Here was a band formed in England by American citizens who were ineligible for the draft during the Vietnam war even though the U.S military were paying their parents wages.
They were no doubt a talented crew, being picked up by Warners Record Label while still teenagers. And in 1971 recorded their first album, the self titled AMERICA.
The band were not named after their country of origin but of an old Americana juke box in a coffee shop the frequented.
The album was critically hailed but didn’t shift many units, their live performances keeping the public interested. This lack of record sales didn’t deter Warners though and the label continued to push the band getting support gigs with such diverse acts as Elton John, Pink Floyd and The Who.

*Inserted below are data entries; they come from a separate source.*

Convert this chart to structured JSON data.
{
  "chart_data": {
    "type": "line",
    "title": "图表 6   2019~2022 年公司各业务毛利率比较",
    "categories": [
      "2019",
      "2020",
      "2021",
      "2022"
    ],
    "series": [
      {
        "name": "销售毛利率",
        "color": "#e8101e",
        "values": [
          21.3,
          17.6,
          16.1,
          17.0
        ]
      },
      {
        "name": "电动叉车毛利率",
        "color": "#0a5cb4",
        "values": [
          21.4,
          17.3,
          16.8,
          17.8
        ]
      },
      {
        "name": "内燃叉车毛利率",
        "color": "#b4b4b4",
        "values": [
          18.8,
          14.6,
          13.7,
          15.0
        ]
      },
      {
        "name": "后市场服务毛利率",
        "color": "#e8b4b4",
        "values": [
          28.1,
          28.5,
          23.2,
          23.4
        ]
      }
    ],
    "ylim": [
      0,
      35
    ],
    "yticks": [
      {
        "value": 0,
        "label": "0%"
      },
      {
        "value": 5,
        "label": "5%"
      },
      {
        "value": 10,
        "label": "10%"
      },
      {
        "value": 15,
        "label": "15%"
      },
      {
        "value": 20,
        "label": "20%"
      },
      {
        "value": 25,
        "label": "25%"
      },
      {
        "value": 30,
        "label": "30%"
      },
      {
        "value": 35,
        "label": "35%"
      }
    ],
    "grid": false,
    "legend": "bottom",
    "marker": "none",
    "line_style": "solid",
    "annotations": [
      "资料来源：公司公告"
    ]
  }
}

They were the first band featured on the classic television show case “ The Old Grey Whistle Test”.
Five months after the release of the album, in a display of faith not usually attributed to record companies, the band was sent back to the studio to record extra songs to find a single to spark interest in the album.
One of these songs was a track originally titled “ the Desert Song” . It was changed to “ A Horse With No Name” after the band was asked to change it because it was the same title as an old musical.
The song was included as an extra track on the re-released album and as the next single to an unsuspecting world and what would be a reward for the faith shown by the label.
“ A Horse with no name” went onto become one of the biggest songs of 1972, and with it the album sales followed. It reached No.1 in the U.K and U.S in both single and album charts.
The song was unfavourably compared to something in the Neil Young vein, whose song Heart of Gold incidentally was knocked from the top spot on the US charts by the song.
When challenged about the songs meaning Bunnell the songs writer admitted it was about nothing the classic words , tune , melody mix was just what people were attracted to.
© 2005 Shidot Prod.

1 comment:

V. B. Purcell said...

Here I thought the song was just another trippy hit fest.